Представители власти кивком головы поддерживали Илью Габо и принимались даже рассказывать, как в один дом, хозяйка которого часто любила по поводу и без повода голосить, пришло большое горе – получили похоронку. Как только Мария Варнавовна услышала про похоронку, сразу прекратила свои всхлипывания. Сельсоветчики были разговорчивыми чиновниками. Чувствуя, что завтра их ждет похвала от начальства, а может, и небольшой ценный подарок, стали еще рассказывать истории, самые страшные, которые якобы произошли в их сельсовете, но в соседнем селе, в семье, где к выполнению закона относятся не очень уважительно. Рассказывая истории, чиновники забыли, зачем пришли, начали уже и чай пить, просить другую чашку, и только к утру вспомнили, зачем здесь оказались, и, глядя то друг на друга, то на родителей Володи, в недоумении спрашивали: «А где же Владимир?» Спохватившись, уважаемые чиновники почти бегом кинулись на улицу, за ними вышли и родители. Окликнули парня. Ответа не было. Начали идти по следам от калош на свежевыпавшем снегу, следы были четкие и шли они к дороге. По дороге, перемешавшиеся с другими следами, но еще отчетливо заметные, следы Володи потянулись в сторону речки Корсу, которая находилась на расстоянии двухсот метров от дома Габо. Надо было спуститься по небольшому холму, а потом сделать десятка два шагов – и ты на речке. Следы от калош на льду не были видны. Чиновники и родители посмотрели по сторонам… Поняв, что молодой человек их перехитрил – вышел на улицу вроде как по нужде, а скрылся основательно, и не просто будет поймать его во второй раз, сельсоветчики всю свою злость стали вымещать на родителях беглеца.
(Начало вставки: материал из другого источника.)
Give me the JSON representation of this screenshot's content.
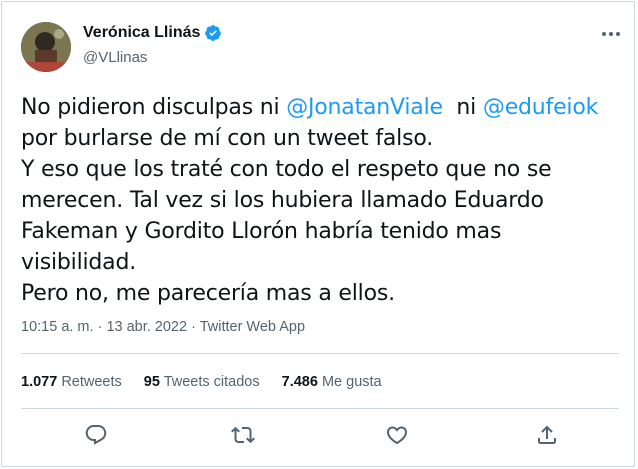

– Военное время, родители за сына отвечают по полной программе, сейчас вас обоих отвезем в район и скажем, что вы умышленно скрываете сына, за это полагается вам тюрьма, – покрикивали на чету Габо чиновники. А те, радуясь в душе, что сын оказался молодцом и обманул этих дураков, не перечили, слушали угрозы работников сельсовета. Чета Габо понимала, что после произошедшего человеческие нервы могут и не выдержать, а потому пусть сельсоветчики успокоятся, ведь так была близка награда и вдруг – на тебе, пшик оказался в руке. Жаль потерянную ночь – ни сна, ни дела серьезного. Однако, прошагав вместе до подножия холма, откуда дорога, как лучи солнца, разбегалась в разные стороны села, работники сельсовета, недовольно процедив сквозь зубы: «Бывайте», направились в сторону конторы, там, видимо, их ждали сани.

А Владимир, петляя дворами, заметая следы, пришел к себе во двор и, спрятавшись за большой кучей кизяков, ждал, когда выйдут чиновники и будут искать его. Потом он слышал их разговоры с родителями, удаляющиеся в сторону центральной сельской дороги шаги, хрустящие на свежем снегу. Когда те, дойдя до дороги, повернули в сторону речки, Володя вошел в дом, и, как ни в чем не бывало, поднялся на печь. После часов, проведенных в одной нательной рубахе на холодной улице, теплая печь была ой, как хороша.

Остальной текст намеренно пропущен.